UNESCO. (2006). Road map for arts education. The world conference on arts education: Building creative capacities for the 21st century, Lisbon, 6–9 March 2006. Retrieved from http://www.unesco.org/new/fileadmin/MULTIMEDIA/HQ/CLT/CLT/pdf/Arts_Edu_RoadMap_en.pdf
UNESCO. (2010). Seoul Agenda: Goals for the Development of Arts Education. The second world conference on arts education, Seoul, Korea, 25-28 May 2010. Retrieved from http://www.unesco.org/new/fileadmin/MULTIMEDIA/HQ/CLT/CLT/pdf/Seoul_Agenda_EN.pdf
Dr Margaret Baguley is an Associate Professor (Arts Education, Curriculum and Pedagogy) in the School of Linguistics, Adult and Specialist Education at the University of Southern Queensland, Springfield, Australia. Her research interests include visual arts education, creative collaboration, teacher identity and strengthening links between schools and universities. She is also currently a World Councillor for the International Society for Education through Art (InSEA) representing the South East Asia Pacific region (2014–2017). She has recently co-edited The Palgrave Handbook of Global Arts Education with Dr Georgina Barton which was published by Palgrave Macmillan in March 2017.

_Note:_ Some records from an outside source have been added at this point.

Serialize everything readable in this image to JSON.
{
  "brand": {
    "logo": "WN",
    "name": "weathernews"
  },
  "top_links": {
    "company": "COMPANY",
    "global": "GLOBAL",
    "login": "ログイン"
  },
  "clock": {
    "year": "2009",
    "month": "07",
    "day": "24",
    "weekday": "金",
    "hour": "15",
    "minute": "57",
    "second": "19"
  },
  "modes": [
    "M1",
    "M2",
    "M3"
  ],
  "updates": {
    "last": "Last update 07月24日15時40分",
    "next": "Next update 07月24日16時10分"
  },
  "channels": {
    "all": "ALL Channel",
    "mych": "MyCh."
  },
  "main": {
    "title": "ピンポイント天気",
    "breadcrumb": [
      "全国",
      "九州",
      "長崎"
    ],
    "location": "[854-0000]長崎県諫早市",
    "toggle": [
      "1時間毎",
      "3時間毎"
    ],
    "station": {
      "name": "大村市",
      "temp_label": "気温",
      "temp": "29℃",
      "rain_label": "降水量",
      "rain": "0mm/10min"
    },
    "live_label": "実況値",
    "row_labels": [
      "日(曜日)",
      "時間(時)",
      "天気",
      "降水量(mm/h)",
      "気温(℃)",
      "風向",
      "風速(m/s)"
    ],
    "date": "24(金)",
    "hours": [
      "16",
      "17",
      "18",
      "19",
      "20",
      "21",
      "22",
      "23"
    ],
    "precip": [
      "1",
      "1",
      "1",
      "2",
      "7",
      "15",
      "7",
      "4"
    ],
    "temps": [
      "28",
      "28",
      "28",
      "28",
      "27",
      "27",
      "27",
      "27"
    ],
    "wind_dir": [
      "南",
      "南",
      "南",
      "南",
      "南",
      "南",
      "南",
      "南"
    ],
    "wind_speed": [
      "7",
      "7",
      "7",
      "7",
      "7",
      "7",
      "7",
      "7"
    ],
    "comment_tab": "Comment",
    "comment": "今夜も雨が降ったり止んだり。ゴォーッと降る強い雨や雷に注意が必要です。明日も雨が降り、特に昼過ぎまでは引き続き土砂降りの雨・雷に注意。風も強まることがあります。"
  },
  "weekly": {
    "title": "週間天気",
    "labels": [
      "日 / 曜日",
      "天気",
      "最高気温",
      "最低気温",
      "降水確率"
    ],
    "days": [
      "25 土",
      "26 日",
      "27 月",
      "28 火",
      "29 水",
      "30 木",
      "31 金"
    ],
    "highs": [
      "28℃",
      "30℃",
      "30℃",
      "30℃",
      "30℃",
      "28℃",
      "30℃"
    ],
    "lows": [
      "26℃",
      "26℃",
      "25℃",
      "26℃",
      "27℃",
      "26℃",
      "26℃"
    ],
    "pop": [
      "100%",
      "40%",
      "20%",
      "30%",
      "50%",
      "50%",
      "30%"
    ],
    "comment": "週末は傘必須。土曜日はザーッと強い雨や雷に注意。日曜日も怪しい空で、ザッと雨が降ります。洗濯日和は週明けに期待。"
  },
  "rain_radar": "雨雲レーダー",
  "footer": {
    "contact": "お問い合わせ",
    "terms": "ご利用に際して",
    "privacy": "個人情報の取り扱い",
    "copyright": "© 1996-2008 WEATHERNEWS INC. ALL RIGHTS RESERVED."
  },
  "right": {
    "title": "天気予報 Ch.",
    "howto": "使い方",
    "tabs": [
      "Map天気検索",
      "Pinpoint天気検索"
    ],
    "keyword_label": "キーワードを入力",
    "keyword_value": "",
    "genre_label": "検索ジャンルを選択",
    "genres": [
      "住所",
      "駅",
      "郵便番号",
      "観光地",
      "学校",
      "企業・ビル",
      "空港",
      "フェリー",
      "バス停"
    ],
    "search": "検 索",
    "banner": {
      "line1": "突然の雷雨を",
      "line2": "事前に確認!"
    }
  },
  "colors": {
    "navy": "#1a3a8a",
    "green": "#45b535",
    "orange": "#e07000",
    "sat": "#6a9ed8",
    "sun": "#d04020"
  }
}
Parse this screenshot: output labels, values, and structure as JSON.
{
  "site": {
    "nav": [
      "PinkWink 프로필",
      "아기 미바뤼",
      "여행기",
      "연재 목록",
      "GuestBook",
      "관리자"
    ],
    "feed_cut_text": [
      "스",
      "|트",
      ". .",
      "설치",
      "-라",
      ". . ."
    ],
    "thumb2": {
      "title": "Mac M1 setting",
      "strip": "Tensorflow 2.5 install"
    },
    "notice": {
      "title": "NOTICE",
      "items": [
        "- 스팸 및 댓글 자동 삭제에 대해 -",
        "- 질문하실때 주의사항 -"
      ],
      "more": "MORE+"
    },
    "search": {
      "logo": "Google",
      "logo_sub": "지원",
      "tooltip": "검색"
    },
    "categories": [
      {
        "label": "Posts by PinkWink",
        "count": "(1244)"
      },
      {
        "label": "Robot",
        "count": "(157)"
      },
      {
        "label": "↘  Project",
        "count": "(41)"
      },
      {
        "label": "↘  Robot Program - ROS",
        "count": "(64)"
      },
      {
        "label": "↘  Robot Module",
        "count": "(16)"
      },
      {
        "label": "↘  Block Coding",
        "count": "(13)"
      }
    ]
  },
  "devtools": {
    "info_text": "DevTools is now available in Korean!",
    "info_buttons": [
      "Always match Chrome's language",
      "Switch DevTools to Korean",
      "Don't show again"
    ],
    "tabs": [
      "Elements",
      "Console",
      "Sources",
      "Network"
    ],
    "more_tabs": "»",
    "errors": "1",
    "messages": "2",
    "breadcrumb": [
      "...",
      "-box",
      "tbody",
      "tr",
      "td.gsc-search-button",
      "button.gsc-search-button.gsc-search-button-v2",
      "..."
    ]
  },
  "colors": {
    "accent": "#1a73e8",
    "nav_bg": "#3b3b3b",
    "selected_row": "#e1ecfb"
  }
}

Dr Georgina Barton is a Senior Lecturer in the School of Education and Professional Studies at Griffith University, Brisbane, Australia. She is also the Program Director of the Bachelor of Secondary Education and lectures in English and literacy education. Previous to this role Georgina taught in schools for over 20 years including teaching English in South India. She has experience as an Acting Principal, Lead Teacher in literacy and numeracy and has been responsible for whole school literacy planning. She also has extensive experience in teaching the Arts from Prep-Year 12 and in tertiary contexts. Her research interests include: English and literacy education, multimodalities, arts and music education and teacher education with a focus on international students. She has published widely in these areas including an edited book titled: Literacy in the arts: Retheorising learning and teaching published with Springer.